For the liberal/colonial (and racist) thinking of part of the Venezuelan opposition, including many of its intellectuals, Venezuela finds itself in the presence of a project that is political, military, dictatorial, authoritarian, demagogic, Nineteenth Century, anti-historic, static, etc., etc. In these conditions, it is obvious that it’s absolutely impossible that the Chavez’s government can count on the support of the majority of the population. It is simply a matter of an epistemological impossibility; something that cannot be conceived and, therefore, something that cannot occur in reality. Given the deep separations, disconnection, and social, political, and even cognitive breaches of contemporary Venezuelan society, which also have a clearly corresponding territoriality, the vision of reality is radically fragmented. Only what is near, only that with which one has contact is seen, and since the majority of the middle-class and upper-middle-class sectors are Anti-Chavez, since the private media is radically anti-Chavez, it follows that the whole country is anti-Chavez. This is the source of the interpretations and the analysis of the opposition’s most brilliant political scientists.
So deep is the conviction surrounding the absolute reality of this epistemological impossibility, that no empirical fact can place this unquestionable truth in doubt.
When the pre-referendum surveys (which were almost unanimous) and the very results of the referendum contradict this objective reality, an explanation was needed. Colonial/liberal/racist thought thus gives two types of answers.
The first is formed from a racist perspective that disqualifies the Venezuelan people. If the majority sectors of the population vote for the government, it is not because they agree with the proposals or the programs of the government, on the contrary, it’s because, with the enormous resources of petroleum, the government is buying their vote. A characteristic, and by no means exceptional or extreme reading of this Venezuelan reality, is Rayma’s caricature published in the daily El Universal de Caracas of August 7, 2004 in which Chavez, dressed as a sport fisherman in his yacht says, “During electoral times, the best way to fish for ‘imbeciles’ is to let loose the budgetary bait.” That is, in view of the fact that almost all the polls give the advantage to ratifying the presidency of Chavez, the people who support him are characterized as an “imbecile” people who allow themselves to be bought by public demagogic and clientist policies. They aren’t real human beings; they don’t adapt themselves to the liberal model of autonomous subjects with their own moral judgment. They are things, “imbeciles” who, lacking moral judgment and their own political opinion, allow themselves to be purchased by the highest bidder. Since the Chavez government has the petroleum resources with which to do this, it is, therefore, possible to explain the unexplainable, that the majority can vote for Chavez.

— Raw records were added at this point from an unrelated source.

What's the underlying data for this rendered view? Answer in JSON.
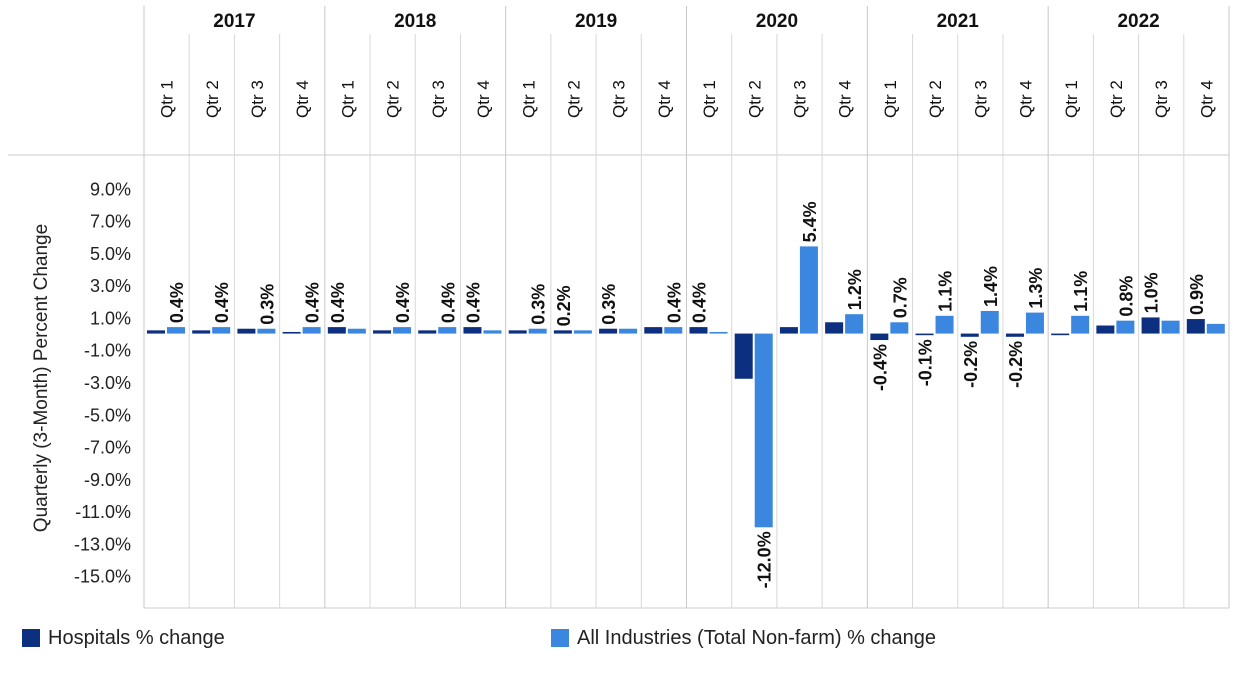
{
  "chart_data": {
    "type": "bar",
    "ylabel": "Quarterly (3-Month) Percent Change",
    "ylim": [
      -17.0,
      11.0
    ],
    "y_ticks": [
      "9.0%",
      "7.0%",
      "5.0%",
      "3.0%",
      "1.0%",
      "-1.0%",
      "-3.0%",
      "-5.0%",
      "-7.0%",
      "-9.0%",
      "-11.0%",
      "-13.0%",
      "-15.0%"
    ],
    "y_tick_values": [
      9,
      7,
      5,
      3,
      1,
      -1,
      -3,
      -5,
      -7,
      -9,
      -11,
      -13,
      -15
    ],
    "years": [
      "2017",
      "2018",
      "2019",
      "2020",
      "2021",
      "2022"
    ],
    "quarters": [
      "Qtr 1",
      "Qtr 2",
      "Qtr 3",
      "Qtr 4"
    ],
    "series": [
      {
        "name": "Hospitals % change",
        "color": "#0d2f80",
        "values": [
          0.2,
          0.2,
          0.3,
          0.1,
          0.4,
          0.2,
          0.2,
          0.4,
          0.2,
          0.2,
          0.3,
          0.4,
          0.4,
          -2.8,
          0.4,
          0.7,
          -0.4,
          -0.1,
          -0.2,
          -0.2,
          -0.1,
          0.5,
          1.0,
          0.9
        ],
        "labels": [
          "",
          "",
          "",
          "",
          "0.4%",
          "",
          "",
          "0.4%",
          "",
          "0.2%",
          "0.3%",
          "",
          "0.4%",
          "",
          "",
          "",
          "-0.4%",
          "-0.1%",
          "-0.2%",
          "-0.2%",
          "",
          "",
          "1.0%",
          "0.9%"
        ]
      },
      {
        "name": "All Industries (Total Non-farm) % change",
        "color": "#3b87e0",
        "values": [
          0.4,
          0.4,
          0.3,
          0.4,
          0.3,
          0.4,
          0.4,
          0.2,
          0.3,
          0.2,
          0.3,
          0.4,
          0.1,
          -12.0,
          5.4,
          1.2,
          0.7,
          1.1,
          1.4,
          1.3,
          1.1,
          0.8,
          0.8,
          0.6
        ],
        "labels": [
          "0.4%",
          "0.4%",
          "0.3%",
          "0.4%",
          "",
          "0.4%",
          "0.4%",
          "",
          "0.3%",
          "",
          "",
          "0.4%",
          "",
          "-12.0%",
          "5.4%",
          "1.2%",
          "0.7%",
          "1.1%",
          "1.4%",
          "1.3%",
          "1.1%",
          "0.8%",
          "",
          ""
        ]
      }
    ]
  },
  "legend": {
    "hospitals": "Hospitals % change",
    "all_industries": "All Industries (Total Non-farm) % change"
  }
}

This explanation concerning the buying of these sub-humans has repeatedly appeared in political discourse and opinion articles of the opposition during the past years. If there is a large pro-Chavez demonstration, necessarily it is because the government used public funds to pay the attendees or to give them liquor to intoxicate and make them look happy at the demonstration. If the popular majority votes to ratify the presidency of Chavez, this, necessarily, resulted from the fact that the government paid these foolish voters with this end in mind. Even the Venezuelan Cardinal, Rosalio Castillo Lara, publicly pronounced this accusation, affirming that whoever voted for the “No” did it because the government paid each one of them 50 or 60 dollars.

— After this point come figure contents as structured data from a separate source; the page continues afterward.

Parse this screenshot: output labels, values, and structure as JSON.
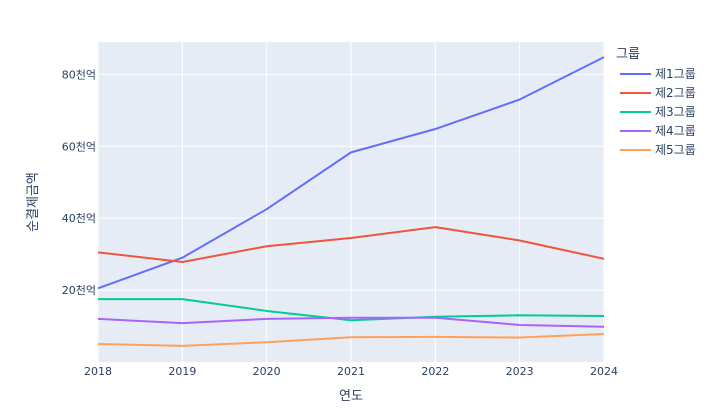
{
  "chart_data": {
    "type": "line",
    "xlabel": "연도",
    "ylabel": "순결제금액",
    "x": [
      2018,
      2019,
      2020,
      2021,
      2022,
      2023,
      2024
    ],
    "x_tick_labels": [
      "2018",
      "2019",
      "2020",
      "2021",
      "2022",
      "2023",
      "2024"
    ],
    "ylim": [
      0,
      89000
    ],
    "y_ticks": [
      20000,
      40000,
      60000,
      80000
    ],
    "y_tick_labels": [
      "20천억",
      "40천억",
      "60천억",
      "80천억"
    ],
    "grid": true,
    "legend": {
      "title": "그룹",
      "placement": "right"
    },
    "series": [
      {
        "name": "제1그룹",
        "color": "#636efa",
        "values": [
          20500,
          29000,
          42500,
          58300,
          64800,
          73000,
          84800
        ]
      },
      {
        "name": "제2그룹",
        "color": "#ef553b",
        "values": [
          30500,
          27800,
          32200,
          34500,
          37500,
          33800,
          28700
        ]
      },
      {
        "name": "제3그룹",
        "color": "#00cc96",
        "values": [
          17500,
          17500,
          14200,
          11600,
          12600,
          13000,
          12800
        ]
      },
      {
        "name": "제4그룹",
        "color": "#ab63fa",
        "values": [
          12000,
          10800,
          12000,
          12300,
          12300,
          10300,
          9800
        ]
      },
      {
        "name": "제5그룹",
        "color": "#ffa15a",
        "values": [
          5000,
          4500,
          5500,
          6900,
          7000,
          6800,
          7800
        ]
      }
    ]
  }
}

The other discussion path used by mouthpieces of the opposition to resolve the apparent inconsistency between the epistemological impossibility that the majority of the Venezuelan people could support Chavez and the apparent result of the referendum is denying reality. If what occurred is, a priory, impossible, if it was a radical impossibility, then, obviously, it simply did not happen. Since it was not possible that the opposition would lose the referendum, then, necessarily, the opposition had to win by an ample majority, evidentially and independently autonomous of the electoral results; the opposition, necessarily won with a wide majority of votes. What the opinion survey said did not matter, the official results given by the National Electoral Council, nor the similar results of the so called, “quick count” (exit polls) carried on simultaneously by the Carter Center of the OAS, do not matter, including the similar results produced by the evidence given by the organization of the opposition SUMATE itself does not matter.
Since it was not possible that Chavez had the support of the majority of the population, since it was evident that the majority of the population necessarily has to reject a messianic and authoritarian dictator, then the only possible explanation of the results of the referendum is an enormous fraud. It is not an empirical question; it isn’t an affirmation that requires practical proof. Given what has happened was not possible, thus it simply and obviously did not happen. The only explanation for the discrepancy between the unanswerable previsions that the opposition assumed and reality is that reality is not true. The results were a lie.
From their profound conviction that they are the owners of not only the country but of the truth, that the others simply do not exist as human beings worthy of being taken into account, any possible assumption that their suppositions do not correspond to reality of the country must necessarily be denied. Above all if they are beyond the limits of possibility.